From the moment when it had first sparkled into life, this sacred flame had, of course, found at Mount Horeb an altar for its fires, and in Mr. Trimblerigg a victim suited to its need. There Isabel Sparling came in person, for the first time openly, but afterwards in disguise, and there they wrestled together for an eloquence which tried to be simultaneous but failed. And though, with preparation and practice, he did better against interruption than she, yet even there she beat him; for if her remarks were disjointed and ejaculatory it did not much matter, whereas for him sound alone was not sufficient, but he must keep up the thread of his discourse, rise superior in eloquence as well as in sense to the reiterated ‘Alleluias’ of Miss Sparling’s inspired utterance, and all the while put a Christian face upon the matter, which was the most difficult thing of all.
Three times was Miss Sparling cast forth from the midst of the congregation, before the doorkeepers became efficient in penetrating her disguise. The third time Mr. Trimblerigg, losing his temper, had used what sounded like incitement to violence, and Miss Sparling getting her leg broken, brought an action and obtained damages, fifty pounds.
This was regarded by the movement as a great spiritual victory, and a victory it was. The law of the land, finding that True Believers had no fixed ritual of public worship, and that male members of its congregations might preach or pray without comment when the spirit moved them, acquitted Miss Sparling either of brawling or of conduct conducive to a breach of the peace, and held responsible for the damage those who had so ruthlessly ejected her. It admitted, however, that they would be within their rights in keeping her out. This for the future they did, and when, as her next spiritual exercise, Miss Sparling returned and broke all the chapel windows as a way of joining in worship, they got her sent to prison for it. There, still led by the spirit, she hunger-struck and got out again; just too late unfortunately to hear Mr. Trimblerigg deliver his sensational discourse to the Annual Congress, a discourse to the force of which she had, without knowing it, contributed: for six months of the women’s Church Militancy had been enough to convince Mr. Trimblerigg that a connection in which they had become active was one from which he himself must sever.

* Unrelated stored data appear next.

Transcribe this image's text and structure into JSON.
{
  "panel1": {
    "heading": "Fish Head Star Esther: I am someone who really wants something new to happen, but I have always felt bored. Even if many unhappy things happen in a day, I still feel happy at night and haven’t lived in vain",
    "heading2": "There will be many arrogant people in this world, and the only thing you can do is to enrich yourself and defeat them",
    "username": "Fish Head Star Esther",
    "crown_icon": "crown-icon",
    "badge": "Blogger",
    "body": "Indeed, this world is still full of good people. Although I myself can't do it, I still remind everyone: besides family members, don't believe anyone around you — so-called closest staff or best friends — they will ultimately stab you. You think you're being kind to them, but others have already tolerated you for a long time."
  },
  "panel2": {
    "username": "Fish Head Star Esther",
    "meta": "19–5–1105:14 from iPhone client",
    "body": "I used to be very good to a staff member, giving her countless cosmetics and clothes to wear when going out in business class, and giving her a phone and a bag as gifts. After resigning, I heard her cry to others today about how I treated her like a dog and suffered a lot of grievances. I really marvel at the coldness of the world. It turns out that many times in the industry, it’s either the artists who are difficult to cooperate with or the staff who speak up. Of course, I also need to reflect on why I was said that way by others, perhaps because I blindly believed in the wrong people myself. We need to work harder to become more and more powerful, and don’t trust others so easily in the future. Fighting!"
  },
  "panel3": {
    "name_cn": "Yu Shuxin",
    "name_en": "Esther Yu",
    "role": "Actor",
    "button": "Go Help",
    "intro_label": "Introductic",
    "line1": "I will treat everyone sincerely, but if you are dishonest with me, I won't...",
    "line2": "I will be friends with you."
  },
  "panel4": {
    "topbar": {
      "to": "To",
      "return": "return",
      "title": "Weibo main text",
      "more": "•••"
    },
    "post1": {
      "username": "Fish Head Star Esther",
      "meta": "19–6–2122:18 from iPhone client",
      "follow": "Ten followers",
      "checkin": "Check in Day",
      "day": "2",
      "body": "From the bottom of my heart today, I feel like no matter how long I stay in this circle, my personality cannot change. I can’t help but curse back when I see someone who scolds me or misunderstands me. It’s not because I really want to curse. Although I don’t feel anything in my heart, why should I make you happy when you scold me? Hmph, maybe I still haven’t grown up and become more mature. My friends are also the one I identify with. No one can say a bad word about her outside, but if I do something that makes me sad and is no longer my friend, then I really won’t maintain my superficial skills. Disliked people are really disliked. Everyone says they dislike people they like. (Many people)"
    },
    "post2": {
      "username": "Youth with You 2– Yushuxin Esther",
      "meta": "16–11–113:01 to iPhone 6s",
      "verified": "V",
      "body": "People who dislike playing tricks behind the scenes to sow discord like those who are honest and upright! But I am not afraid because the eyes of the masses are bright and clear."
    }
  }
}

And so, on the opening day of Congress, setting the note for all that was to follow, Mr. Trimblerigg delivered his mercurial and magnetic address on ‘The Weight of Testimony.’ Therein he upheld without a quiver of doubt the verbal inspiration of Scripture; it was, he argued, the true and literal setting forth of things actually said and done by a chosen people finding their spiritual way and losing it; but in that to-and-fro history of loss and gain many things were recorded for our learning upon the sole testimony of men whose minds still stumbled in darkness, and who, therefore, had not the whole truth in them; but where their fallible testimony infallibly recorded by Scripture actually began, or where it ended, was not a matter of inspiration at all but of textual criticism, because in ancient Hebrew manuscripts quotation marks were left out. Thus Holy Scripture, once written, had become subject to vicissitudes at the hands of expurgators, emendators, and copyists, even as the sacred ark of the Covenant which, having at one time fallen into the hands of the Philistines, and at another been desecrated by the polluting touch of Uzzah, was finally carried away in triumph to pagan Rome, and there lost.
Having thus shown how the most sacred receptacles of the Divine purpose were not immune from the accidents of time, he drew and extended his parallel, and from this, his main thesis, proceeded to give instances, and to restore quotation marks as an indication of where textual criticism might be said to begin and inspiration to end.
Before long holy fear like a fluttered dove fleeing from a hawk had entered that assembly, and beards had begun to shake with apprehension as to what might come next.
Mr. Trimblerigg warmed to his work; his sensations were those of a fireman who, in order to display his courage and efficiency in the fighting of flames, has set a light to his own fire-station; and while it crackles under his feet, he strikes an attitude, directs his hose and pours out a flood of salvation.
When he started to give his instances, their devastating effect was all that he could desire. He tackled Joshua’s command to the sun to stand still, restored the quotation marks, pointed out how in that instance Holy Scripture had expressly referred it back to its only authority, the Book of Jassher: and how the Book of Jassher being outside the canon of Scripture was of no standing to impose its poetic legends on the mind of a True Believer. Why then, it might be asked, had reference been made to it at all? He adumbrated a prophetic significance, a spiritual value, to which by that parable the human race was afterwards to attain.
Joshua’s command to the sun now found its true address in the human heart, and the reason why Scripture had recorded it at so early a date was in order that it might find fulfilment and illustration in that greater Scripture uttered upwards of a thousand years later by St. Paul in his Epistle to the Ephesians, ‘Let not the sun go down upon your wrath.’ That was the true meaning of Joshua’s command for those who read Scripture, not by picking at it in parts, but by reading it as it ought to be read as one great harmonious, consistent, homogeneous, and indivisible whole.
On that uplifting string of adjectives Mr. Trimblerigg stopped to breathe, and his hearers breathed with him loud and deep.